StarCraft 2: Wings of Liberty was easily the Fallout 4 of 2010. Highly hyped and sought-after, amazing gameplay, but somewhere lagging behind on the technical terms. It however, did the unimaginable of bringing together a tired community looking for a new RTS to begin using their fingers aged to micro and macro at the drop of the feather as well as those who simply looked for an adventure. I belonging to the group of people who simply wished to follow Zeratul’s exploits, and so i did go on an epic adventure that Blizzard’s 10-years-in-creation had to offer. And boy was it fulfilling. Blizzard Entertainment is one of the few publishers to bring regular content to die-hard fans as well as newcomers alike in almost any genre you speak of. StarCraft did that to me, and much more for I plunged myself into the addictive multiplayer ladders.

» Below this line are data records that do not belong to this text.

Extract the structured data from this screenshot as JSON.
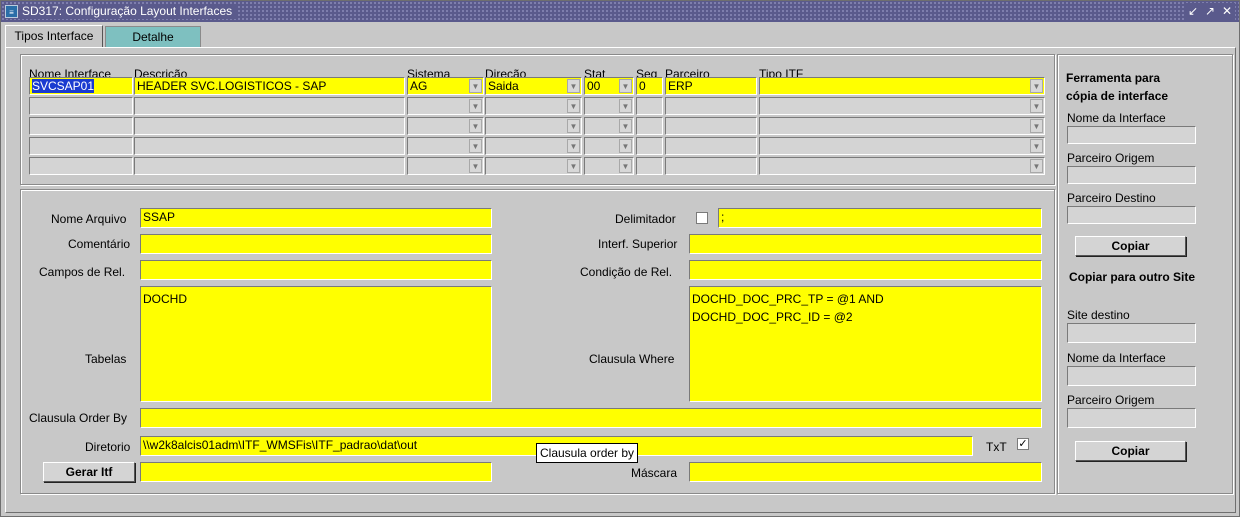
{
  "window": {
    "title": "SD317: Configuração Layout Interfaces",
    "icon": "app-icon",
    "buttons": [
      "minimize-icon",
      "restore-icon",
      "close-icon"
    ]
  },
  "tabs": [
    {
      "label": "Tipos Interface"
    },
    {
      "label": "Detalhe"
    }
  ],
  "grid": {
    "headers": {
      "nome": "Nome Interface",
      "descricao": "Descrição",
      "sistema": "Sistema",
      "direcao": "Direção",
      "stat": "Stat",
      "seq": "Seq",
      "parceiro": "Parceiro",
      "tipo": "Tipo ITF"
    },
    "row0": {
      "nome": "SVCSAP01",
      "descricao": "HEADER SVC.LOGISTICOS - SAP",
      "sistema": "AG",
      "direcao": "Saida",
      "stat": "00",
      "seq": "0",
      "parceiro": "ERP",
      "tipo": ""
    }
  },
  "detail": {
    "nome_arquivo_label": "Nome Arquivo",
    "nome_arquivo": "SSAP",
    "comentario_label": "Comentário",
    "comentario": "",
    "campos_label": "Campos de Rel.",
    "campos": "",
    "tabelas_label": "Tabelas",
    "tabelas": "DOCHD",
    "order_by_label": "Clausula Order By",
    "order_by": "",
    "diretorio_label": "Diretorio",
    "diretorio": "\\\\w2k8alcis01adm\\ITF_WMSFis\\ITF_padrao\\dat\\out",
    "gerar_label": "Gerar Itf",
    "gerar_value": "",
    "delimitador_label": "Delimitador",
    "delimitador": ";",
    "interf_label": "Interf. Superior",
    "interf": "",
    "condicao_label": "Condição de Rel.",
    "condicao": "",
    "where_label": "Clausula Where",
    "where": "DOCHD_DOC_PRC_TP = @1 AND\nDOCHD_DOC_PRC_ID = @2",
    "txt_label": "TxT",
    "mascara_label": "Máscara",
    "mascara": "",
    "tooltip": "Clausula  order by"
  },
  "tool": {
    "head1": "Ferramenta para cópia de interface",
    "nome_label": "Nome da Interface",
    "parceiro_origem_label": "Parceiro Origem",
    "parceiro_destino_label": "Parceiro Destino",
    "copiar1": "Copiar",
    "head2": "Copiar para outro Site",
    "site_label": "Site destino",
    "nome2_label": "Nome da Interface",
    "parceiro2_label": "Parceiro Origem",
    "copiar2": "Copiar"
  },
  "colors": {
    "field": "#ffff00",
    "title_bar": "#5a5a8c",
    "tab_inactive": "#7ec0c0",
    "selection": "#1a3bd0"
  }
}
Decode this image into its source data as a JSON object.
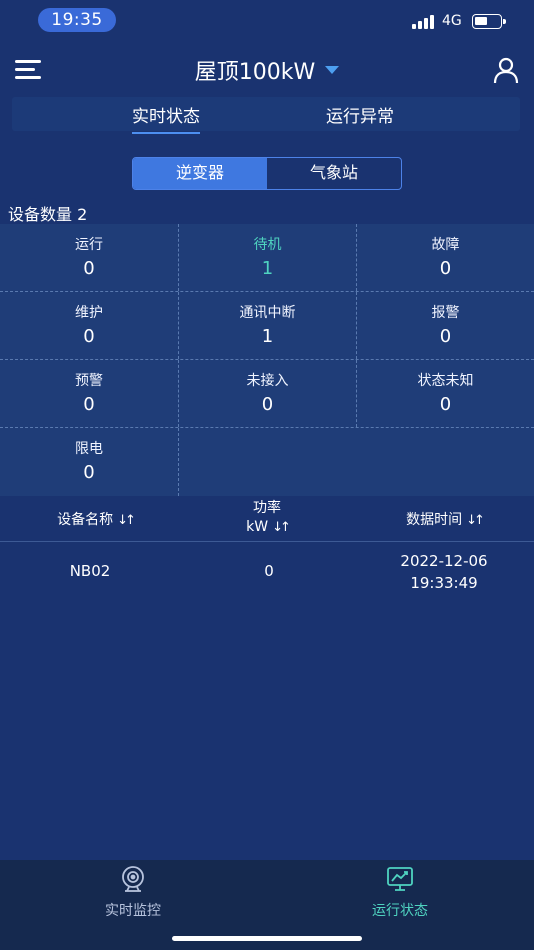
{
  "status_bar": {
    "time": "19:35",
    "network": "4G"
  },
  "header": {
    "title": "屋顶100kW"
  },
  "top_tabs": [
    {
      "label": "实时状态",
      "active": true
    },
    {
      "label": "运行异常",
      "active": false
    }
  ],
  "segment": [
    {
      "label": "逆变器",
      "active": true
    },
    {
      "label": "气象站",
      "active": false
    }
  ],
  "device_count_label": "设备数量 2",
  "status_grid": [
    {
      "label": "运行",
      "value": "0"
    },
    {
      "label": "待机",
      "value": "1"
    },
    {
      "label": "故障",
      "value": "0"
    },
    {
      "label": "维护",
      "value": "0"
    },
    {
      "label": "通讯中断",
      "value": "1"
    },
    {
      "label": "报警",
      "value": "0"
    },
    {
      "label": "预警",
      "value": "0"
    },
    {
      "label": "未接入",
      "value": "0"
    },
    {
      "label": "状态未知",
      "value": "0"
    },
    {
      "label": "限电",
      "value": "0"
    }
  ],
  "table": {
    "headers": {
      "name": "设备名称",
      "power_line1": "功率",
      "power_line2": "kW",
      "time": "数据时间",
      "sort_glyph": "↓↑"
    },
    "rows": [
      {
        "name": "NB02",
        "power": "0",
        "date": "2022-12-06",
        "time": "19:33:49"
      }
    ]
  },
  "bottom_nav": [
    {
      "label": "实时监控",
      "icon": "camera-icon",
      "active": false
    },
    {
      "label": "运行状态",
      "icon": "monitor-chart-icon",
      "active": true
    }
  ],
  "colors": {
    "background": "#1a3370",
    "accent": "#3f78e0",
    "teal": "#4fd3c0",
    "nav_bg": "#15294f"
  }
}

The multiplayer aspect of the RTS genre was something that always came secondary in my list for a proper RTS. Although I understand the fact that it forms up a massive amount of the game itself, I have seen myself being biased towards the stellar stories offered by Age of Mythology and its expansion rather than immersing myself into hours of non-stop Warhammer 40,000. It had always been about letting myself lose into another world, where everyone ‘dances’ to my fingertips (no, I am not a sadist) and wielding that kind of power that video gaming had to offer which grasped me closer to my desktop. Losing myself into the Ancient Egypt, the Koprulu Sector, the battle of Lepanto and fighting the war against terrorism brought peace to the ever expanding creative quest of my adolescent mind.
StarCraft II: Legacy of the Void brought tears into my eyes. Learning Tassadar’s ultimate truth whilst seeing Kerrigan and James Raynor walk out in the ending still brings a void in my fan filled heart full of admiration for creators Chris Metzen and James Phinney. And more than Half-Life 3 announcing pre-orders on Steam, I long for the day Microsoft announces another Age of Empires, which is something that I believe is many long-time fans’ deepest prayers. Thus being said, all I wish in the future that new technology heralds into are simply many other epic fantasy or military, whatever quenches your thirst, real-time strategy games for the generation next to rekindle that spark of which you know I am talking about.